KYAL-FM
- Muskogee, Oklahoma; United States;
- Broadcast area: Tulsa metropolitan area
- Frequency: 97.1 MHz
- Branding: The Sports Animal

Programming
- Format: Sports
- Affiliations: ESPN Radio

Ownership
- Owner: Stephens Media Group; (KMMY Inc.);
- Sister stations: KCFO; KTSO; KXOJ-FM; KYAL;

History
- First air date: January 19, 1984
- Former call signs: KRLQ (1984–1990); KKWK (1988–1991); KMMY (1991–2006);

Technical information
- Licensing authority: FCC
- Facility ID: 35141
- Class: C
- ERP: 100,000 watts
- HAAT: 600 meters (2,000 ft)
- Transmitter coordinates: 35°24′48.4″N 95°21′55.9″W﻿ / ﻿35.413444°N 95.365528°W
- Repeaters: 96.1 KITO-FM (Vinita, Oklahoma); 101.1 KEOJ (Caney, Kansas);

Links
- Public license information: Public file; LMS;
- Webcast: Listen live
- Website: sportsanimalradio.com

= KYAL-FM =

Radio station in Muskogee, Oklahoma

KYAL-FM (97.1 FM, "The Sports Animal") is a commercial radio station licensed to Muskogee, Oklahoma, and serving the Tulsa metropolitan area. It is owned by Stephens Media Group, and it simulcasts a sports radio format with sister station KYAL 1550 AM. The stations have Oklahoma-based sports shows on weekdays and they air the syndicated The Paul Finebaum Show in the evening. Nights and weekends, KYAL-AM-FM carry ESPN Radio. The studios are at the CityPlex Towers in South Tulsa.

KYAL-FM has an effective radiated power (ERP) of 100,000 watts, the maximum for most FM stations in the U.S. The transmitter tower is off East 1110 Road in the Shady Grove area of Muskogee.

==History==
The station signed on the air on January 19, 1984. The original call sign was KRLQ. Later, as KKWK, the station was known as "Quick 97". In 1987, it began airing the syndicated weekend countdown show, American Top 40.

As KMMY, this station was known as "Y97, Today's Hot New Country" and aired a country music format. Notable on-air personalities included disk jockey Gary Walker and weather forecaster Don Woods.
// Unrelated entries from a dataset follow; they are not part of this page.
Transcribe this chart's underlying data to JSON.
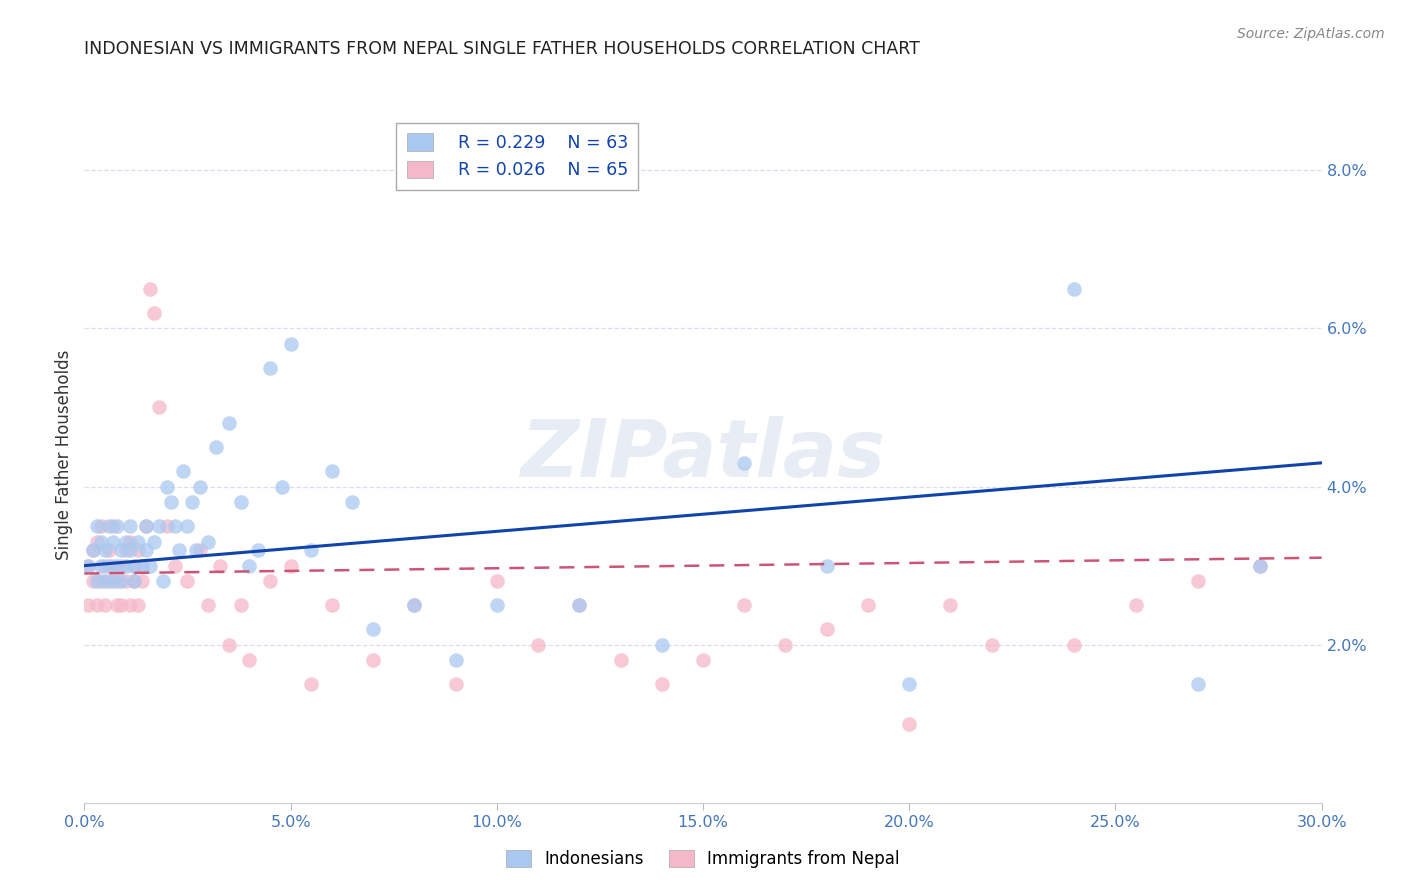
{
  "title": "INDONESIAN VS IMMIGRANTS FROM NEPAL SINGLE FATHER HOUSEHOLDS CORRELATION CHART",
  "source": "Source: ZipAtlas.com",
  "xlim": [
    0.0,
    0.3
  ],
  "ylim": [
    0.0,
    0.088
  ],
  "ylabel": "Single Father Households",
  "legend_labels": [
    "Indonesians",
    "Immigrants from Nepal"
  ],
  "blue_color": "#A8C8F0",
  "pink_color": "#F5B8C8",
  "blue_line_color": "#1144AA",
  "pink_line_color": "#CC5577",
  "grid_color": "#DDDDEE",
  "title_color": "#222222",
  "axis_color": "#4477BB",
  "legend_R1": "R = 0.229",
  "legend_N1": "N = 63",
  "legend_R2": "R = 0.026",
  "legend_N2": "N = 65",
  "blue_scatter_x": [
    0.001,
    0.002,
    0.003,
    0.003,
    0.004,
    0.004,
    0.005,
    0.005,
    0.006,
    0.006,
    0.007,
    0.007,
    0.008,
    0.008,
    0.009,
    0.009,
    0.01,
    0.01,
    0.011,
    0.011,
    0.012,
    0.012,
    0.013,
    0.014,
    0.015,
    0.015,
    0.016,
    0.017,
    0.018,
    0.019,
    0.02,
    0.021,
    0.022,
    0.023,
    0.024,
    0.025,
    0.026,
    0.027,
    0.028,
    0.03,
    0.032,
    0.035,
    0.038,
    0.04,
    0.042,
    0.045,
    0.048,
    0.05,
    0.055,
    0.06,
    0.065,
    0.07,
    0.08,
    0.09,
    0.1,
    0.12,
    0.14,
    0.16,
    0.18,
    0.2,
    0.24,
    0.27,
    0.285
  ],
  "blue_scatter_y": [
    0.03,
    0.032,
    0.028,
    0.035,
    0.033,
    0.03,
    0.028,
    0.032,
    0.035,
    0.03,
    0.033,
    0.028,
    0.03,
    0.035,
    0.032,
    0.028,
    0.033,
    0.03,
    0.035,
    0.032,
    0.03,
    0.028,
    0.033,
    0.03,
    0.032,
    0.035,
    0.03,
    0.033,
    0.035,
    0.028,
    0.04,
    0.038,
    0.035,
    0.032,
    0.042,
    0.035,
    0.038,
    0.032,
    0.04,
    0.033,
    0.045,
    0.048,
    0.038,
    0.03,
    0.032,
    0.055,
    0.04,
    0.058,
    0.032,
    0.042,
    0.038,
    0.022,
    0.025,
    0.018,
    0.025,
    0.025,
    0.02,
    0.043,
    0.03,
    0.015,
    0.065,
    0.015,
    0.03
  ],
  "pink_scatter_x": [
    0.001,
    0.001,
    0.002,
    0.002,
    0.003,
    0.003,
    0.004,
    0.004,
    0.005,
    0.005,
    0.006,
    0.006,
    0.007,
    0.007,
    0.008,
    0.008,
    0.009,
    0.009,
    0.01,
    0.01,
    0.011,
    0.011,
    0.012,
    0.012,
    0.013,
    0.013,
    0.014,
    0.014,
    0.015,
    0.016,
    0.017,
    0.018,
    0.02,
    0.022,
    0.025,
    0.028,
    0.03,
    0.033,
    0.035,
    0.038,
    0.04,
    0.045,
    0.05,
    0.055,
    0.06,
    0.07,
    0.08,
    0.09,
    0.1,
    0.11,
    0.12,
    0.13,
    0.14,
    0.15,
    0.16,
    0.17,
    0.18,
    0.19,
    0.2,
    0.21,
    0.22,
    0.24,
    0.255,
    0.27,
    0.285
  ],
  "pink_scatter_y": [
    0.025,
    0.03,
    0.032,
    0.028,
    0.033,
    0.025,
    0.035,
    0.028,
    0.03,
    0.025,
    0.032,
    0.028,
    0.03,
    0.035,
    0.025,
    0.028,
    0.03,
    0.025,
    0.032,
    0.028,
    0.033,
    0.025,
    0.03,
    0.028,
    0.032,
    0.025,
    0.028,
    0.03,
    0.035,
    0.065,
    0.062,
    0.05,
    0.035,
    0.03,
    0.028,
    0.032,
    0.025,
    0.03,
    0.02,
    0.025,
    0.018,
    0.028,
    0.03,
    0.015,
    0.025,
    0.018,
    0.025,
    0.015,
    0.028,
    0.02,
    0.025,
    0.018,
    0.015,
    0.018,
    0.025,
    0.02,
    0.022,
    0.025,
    0.01,
    0.025,
    0.02,
    0.02,
    0.025,
    0.028,
    0.03
  ],
  "watermark": "ZIPatlas",
  "blue_trend_start": 0.03,
  "blue_trend_end": 0.043,
  "pink_trend_start": 0.029,
  "pink_trend_end": 0.031
}
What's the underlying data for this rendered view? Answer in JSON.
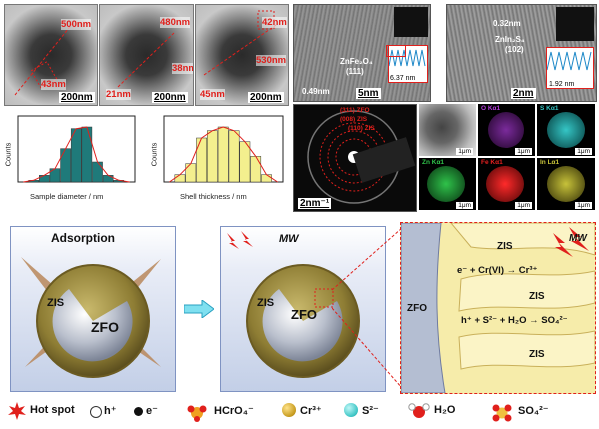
{
  "tem_images": [
    {
      "lbl1": "500nm",
      "lbl2": "43nm",
      "scale": "200nm"
    },
    {
      "lbl1": "480nm",
      "lbl2": "21nm",
      "lbl3": "38nm",
      "scale": "200nm"
    },
    {
      "lbl1": "42nm",
      "lbl2": "530nm",
      "lbl3": "45nm",
      "scale": "200nm"
    }
  ],
  "hrtem": {
    "left": {
      "phase": "ZnFe₂O₄",
      "plane": "(111)",
      "spacing": "0.49nm",
      "fft_spacing": "6.37 nm",
      "scale": "5nm"
    },
    "right": {
      "spacing": "0.32nm",
      "phase": "ZnIn₂S₄",
      "plane": "(102)",
      "fft_spacing": "1.92 nm",
      "scale": "2nm"
    }
  },
  "saed": {
    "rings": [
      "(311) ZFO",
      "(008) ZIS",
      "(110) ZIS"
    ],
    "scale": "2nm⁻¹"
  },
  "eds_maps": [
    {
      "title": "",
      "scale": "1μm",
      "color": "#d0d0d0"
    },
    {
      "title": "O Kα1",
      "scale": "1μm",
      "color": "#b43cdc"
    },
    {
      "title": "S Kα1",
      "scale": "1μm",
      "color": "#35c6c6"
    },
    {
      "title": "Zn Kα1",
      "scale": "1μm",
      "color": "#2fc24a"
    },
    {
      "title": "Fe Kα1",
      "scale": "1μm",
      "color": "#e52020"
    },
    {
      "title": "In Lα1",
      "scale": "1μm",
      "color": "#c7c23a"
    }
  ],
  "chart_data": [
    {
      "type": "bar",
      "xlabel": "Sample diameter / nm",
      "ylabel": "Counts",
      "categories": [
        "",
        "",
        "",
        "",
        "",
        "",
        "",
        "",
        ""
      ],
      "values": [
        1,
        4,
        8,
        20,
        32,
        33,
        12,
        4,
        1
      ],
      "color": "#1f7a7a",
      "fit_color": "#e0201c"
    },
    {
      "type": "bar",
      "xlabel": "Shell thickness / nm",
      "ylabel": "Counts",
      "categories": [
        "",
        "",
        "",
        "",
        "",
        "",
        "",
        "",
        ""
      ],
      "values": [
        2,
        5,
        12,
        14,
        15,
        14,
        11,
        7,
        2
      ],
      "color": "#f3ef8e",
      "fit_color": "#e0201c"
    }
  ],
  "scheme": {
    "panel1": {
      "title": "Adsorption",
      "shell": "ZIS",
      "core": "ZFO"
    },
    "panel2": {
      "mw": "MW",
      "shell": "ZIS",
      "core": "ZFO"
    },
    "panel3": {
      "core": "ZFO",
      "mw": "MW",
      "zis_labels": [
        "ZIS",
        "ZIS",
        "ZIS"
      ],
      "reaction1_lhs": "e⁻ + Cr(VI) →",
      "reaction1_rhs": "Cr³⁺",
      "reaction2": "h⁺ + S²⁻ + H₂O → SO₄²⁻"
    }
  },
  "legend": [
    {
      "label": "Hot spot",
      "icon": "hot-spot-icon"
    },
    {
      "label": "h⁺",
      "icon": "hole-icon"
    },
    {
      "label": "e⁻",
      "icon": "electron-icon"
    },
    {
      "label": "HCrO₄⁻",
      "icon": "hcro4-icon"
    },
    {
      "label": "Cr³⁺",
      "icon": "cr3-icon"
    },
    {
      "label": "S²⁻",
      "icon": "s2-icon"
    },
    {
      "label": "H₂O",
      "icon": "h2o-icon"
    },
    {
      "label": "SO₄²⁻",
      "icon": "so4-icon"
    }
  ]
}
The station was assigned the KYAL-FM call letters by the Federal Communications Commission on April 3, 2006. The station flipped from country music to all-sports on April 17, 2006, when the "Sports Animal" format, previously heard on 1550 KYAL only, began to simulcast on sister station KYAL-FM. The AM station and KBIX simulcast this programming as part of the Sports Animal Network. The station made the change to increase the coverage area and improve the signal as part of a drive to improve ratings.